With Sharadze’s urging, Pilimon Koridze decided to become active again as a field transcriber, and moved to the remote western Georgian province of Guria. There he worked with Anton and Davit Dumbadze, who were members of a famous master chanting family. In Tbilisi, Sharadze agreed to find salaries for both Koridze and the prompting chanters, but with limited resources of his own to pay the salaries, the project’s success depended on the benevolence of wealthier urbanites. So, in addition to his continuing duties as editor in chief of the daily Iveria newspaper, housekeeper for Ilia Chavchavadze, and director of the Cabinet, Sharadze began a public awareness and fundraising campaign. As an example of his style, he wrote in this public article from 1894,
“Today, on the 16th of this month, Mr. Pilimon Koridze is going to the city of Ozurgeti. As one will see, two strong patriots, Koridze, who can transcribe our chants into notation as clearly as a photograph, and Mr. Anton Dumbadze, a master chanter unique in all the land, these two men will meet…. When useful and charitable activity is begun, one may clearly see and understand the nature of a human being; one may see introspectively the motivation of one’s work, in honesty, clearness of heart, and whether these qualities are matching between word and deed.
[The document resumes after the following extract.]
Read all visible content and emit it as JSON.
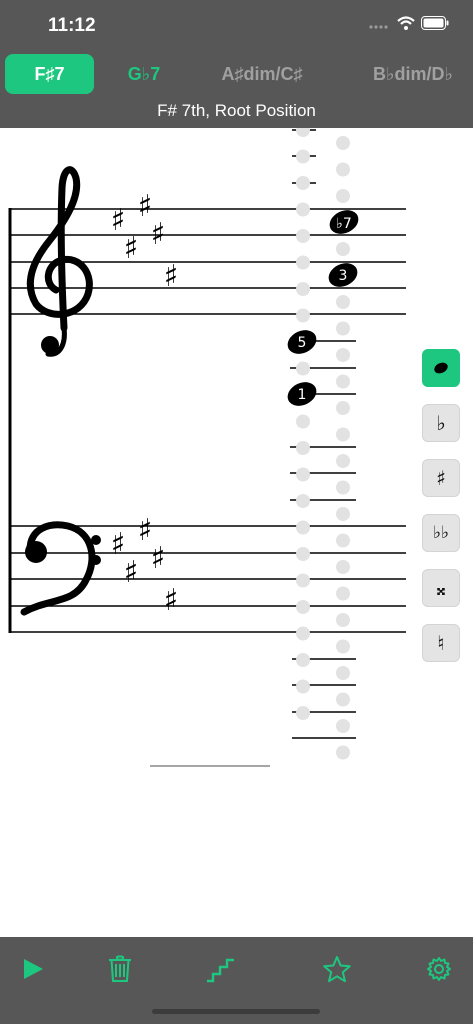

Each one of us must help and support the efforts of these great men in this manner, to show our true selves and to demonstrate whether we believe in goodness or not.” Signed, galobis erti mokhvarultagani (Just one admirer of chant)
Through articles, events, and personal connections, Sharadze was able to solicit the necessary donations and increase public awareness of the chant preservation movement. He made it his personal responsibility to pay Koridze and his chanting prompters salaries and in 1894, for example, Sharadze was able to raise more than six hundred rubles. Though the Cabinet was supposed to be a socialist experiment in shared resources, with members volunteering and paying dues, Kereselidze writes, “While many friends were attending the Cabinet, no one else paid dues to support the financial end of the business. Maksime [Sharadze] was paying for all of the expenses and not asking for anything.”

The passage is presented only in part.